As the years passed, single-faith focused airport chapels began to dissipate, making way for more inclusive interfaith chapels where people of different faiths could worship together. For example, in Charlotte, North Carolina, multiple religious texts appear alongside prayer rugs, rosary beads and artistically rendered quotes from the world’s major religions. Reading material is available on topics ranging from grief to forgiveness, which visitors are free to take with them. The switch from single-faith to multiple-faith chapels also included a change in the congregation. Instead of only opening doors to airport staff, millions of passengers traveling in and out of cities are now welcome in airport chapels alongside employees.
But it’s not just a service and a free pamphlet that these chapels have to offer. Airport chaplains are there to provide comfort in times of pain and trauma. In NPR’s episode, “Airport Chapels: ‘Flying On A Wing And A Prayer,’” Wall Street Journal columnist and blogger Scott McCartney shared:
“I think the most difficult thing… all chaplains tell stories about this—they’ve had examples or instances where they have been called to basically deliver very bad news. [In] one case, it was parents traveling on a vacation and something had happened to their daughter at home and… as they’re making a connection at Chicago O’Hare, the chaplain at O’Hare has to be with them and tell them that something terrible has happened with their daughter.
[A] similar example of a flight attendant working a flight and something happened to one of her family members.
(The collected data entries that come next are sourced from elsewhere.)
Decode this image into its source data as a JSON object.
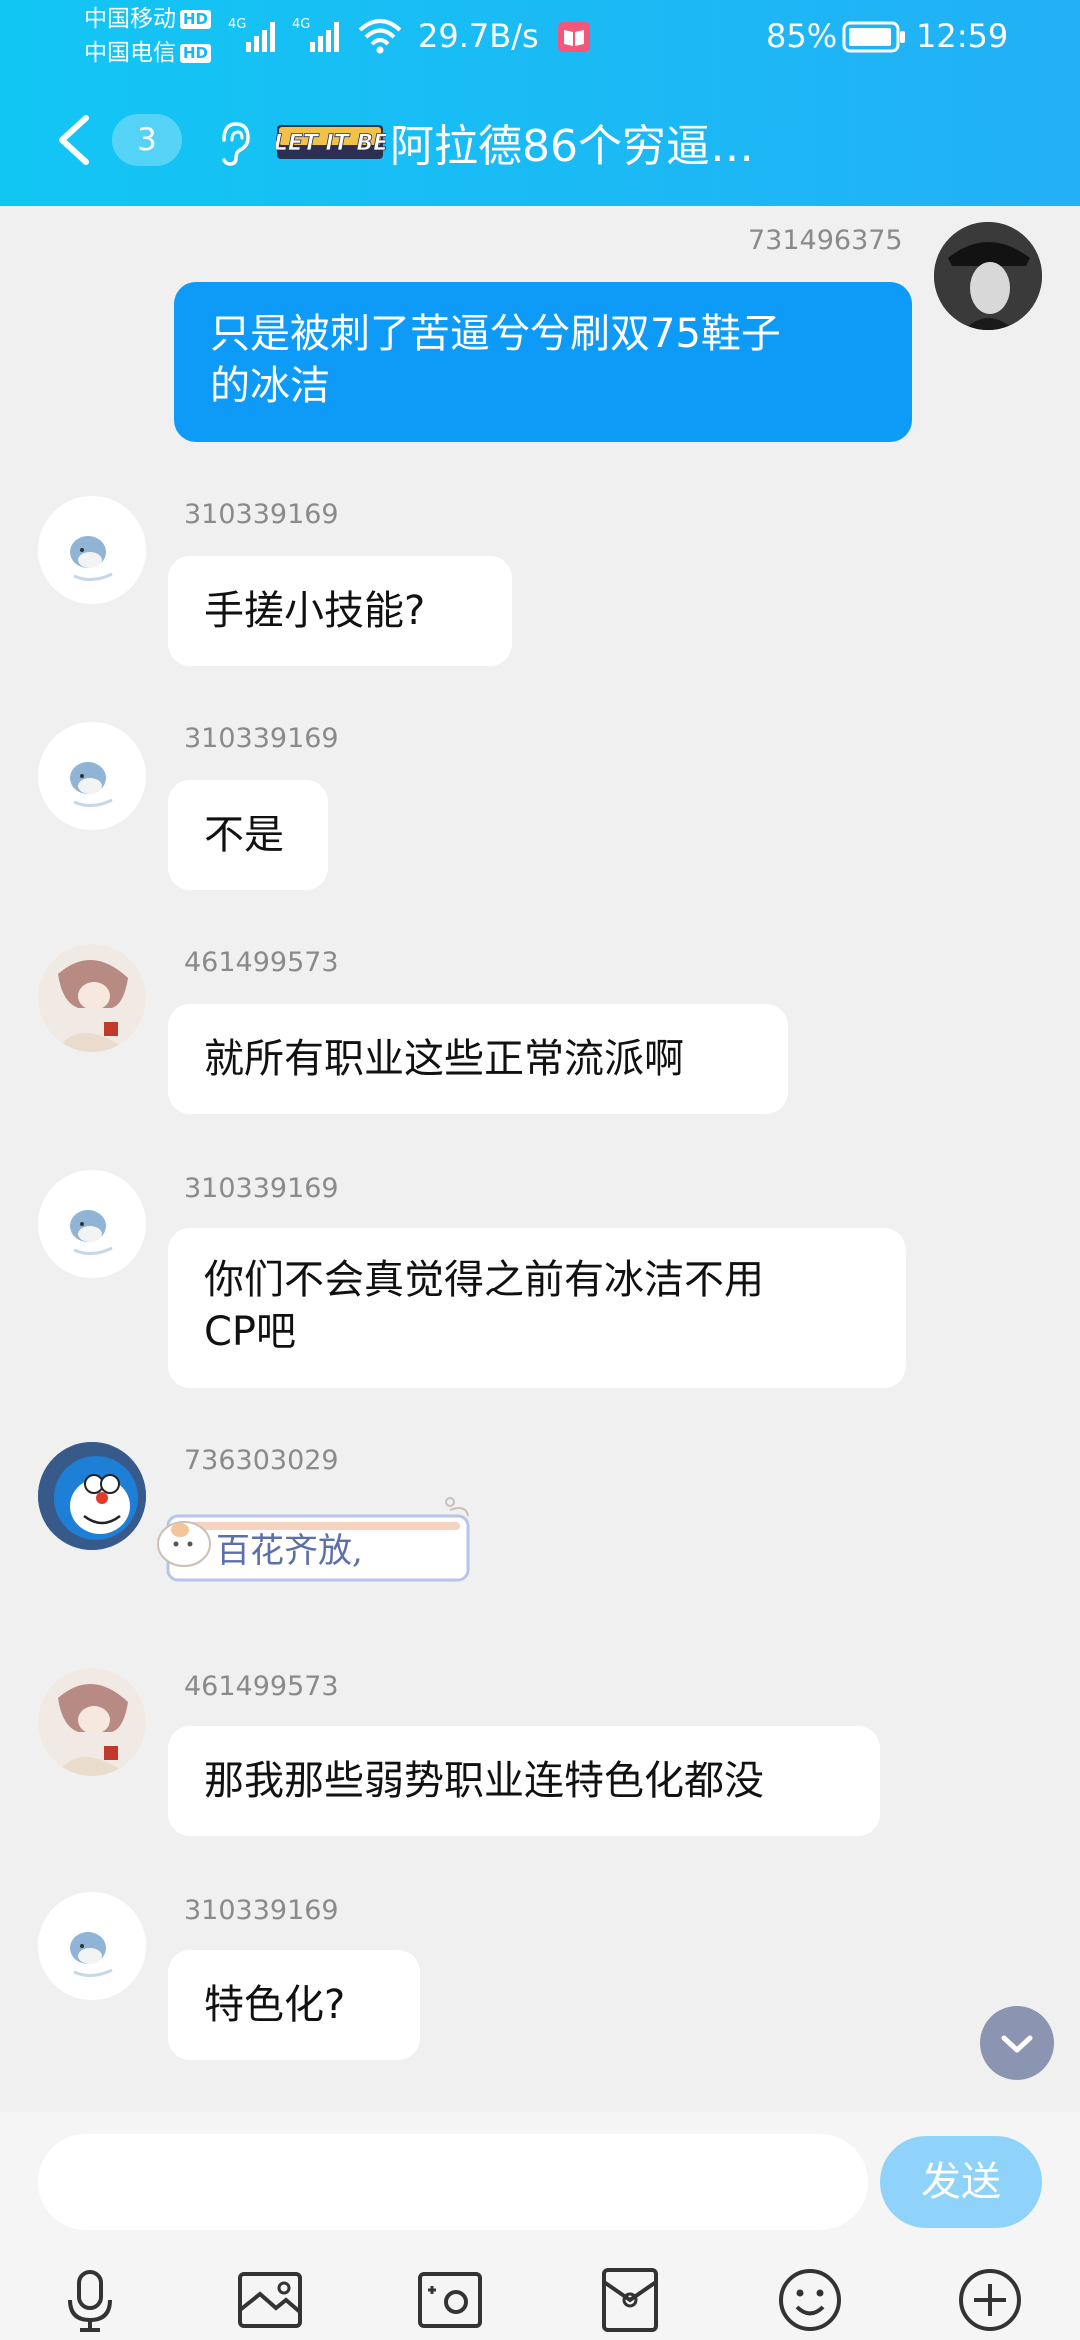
{
  "status_bar": {
    "carrier1": "中国移动",
    "carrier2": "中国电信",
    "hd": "HD",
    "net": "4G",
    "speed": "29.7B/s",
    "battery": "85%",
    "time": "12:59"
  },
  "header": {
    "unread_count": "3",
    "logo_text": "LET IT BE",
    "group_title": "阿拉德86个穷逼…"
  },
  "messages": [
    {
      "sender": "731496375",
      "text_lines": [
        "只是被刺了苦逼兮兮刷双75鞋子",
        "的冰洁"
      ],
      "mine": true
    },
    {
      "sender": "310339169",
      "text_lines": [
        "手搓小技能?"
      ]
    },
    {
      "sender": "310339169",
      "text_lines": [
        "不是"
      ]
    },
    {
      "sender": "461499573",
      "text_lines": [
        "就所有职业这些正常流派啊"
      ]
    },
    {
      "sender": "310339169",
      "text_lines": [
        "你们不会真觉得之前有冰洁不用",
        "CP吧"
      ]
    },
    {
      "sender": "736303029",
      "sticker_text": "百花齐放,"
    },
    {
      "sender": "461499573",
      "text_lines": [
        "那我那些弱势职业连特色化都没"
      ]
    },
    {
      "sender": "310339169",
      "text_lines": [
        "特色化?"
      ]
    }
  ],
  "input": {
    "value": "",
    "placeholder": "",
    "send_label": "发送"
  },
  "toolbar": [
    "microphone-icon",
    "photo-icon",
    "camera-icon",
    "red-packet-icon",
    "emoji-icon",
    "plus-icon"
  ],
  "colors": {
    "header": "#12c6f4",
    "my_bubble": "#0d9bf7",
    "send_button": "#8fd2fa",
    "background": "#f0f0f0"
  }
}
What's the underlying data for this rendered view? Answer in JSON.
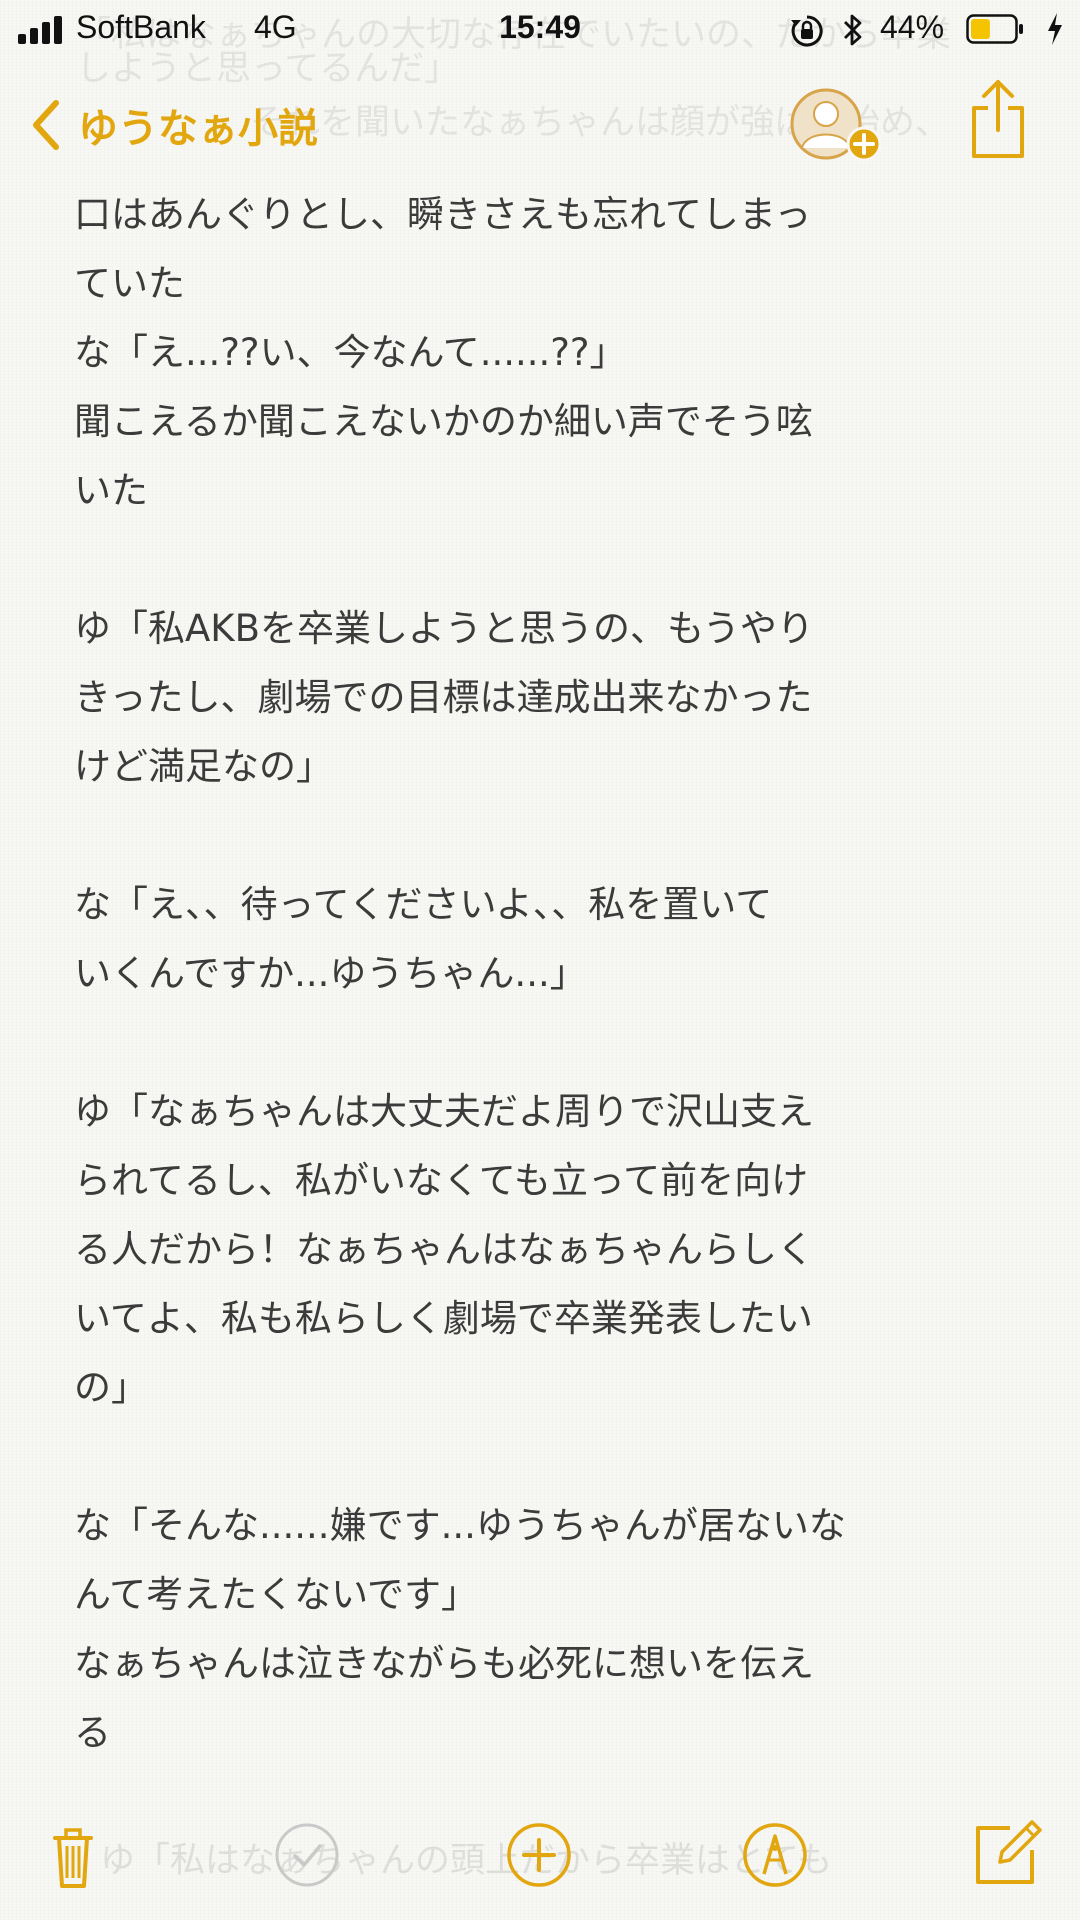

And so the, you know, the airport—her boss comes, the airport folks—but also the chaplain… she knows right away things are very bad. But the chaplain is there to instantly help, be some comfort to that person.”
Isn’t it incredible that today, in the airport—one of the most structured, cold, black and white government organizations—faith still thrives? Still, a chaplain is still summoned to help deliver bad news and provide comfort that only faith can provide.
And still, when we could listen to a podcast, talk to a friend or watch a movie in the hours of waiting or moments of anxiety, we would rather set foot in a chapel. Even one in a reconstructed terminal at the airport.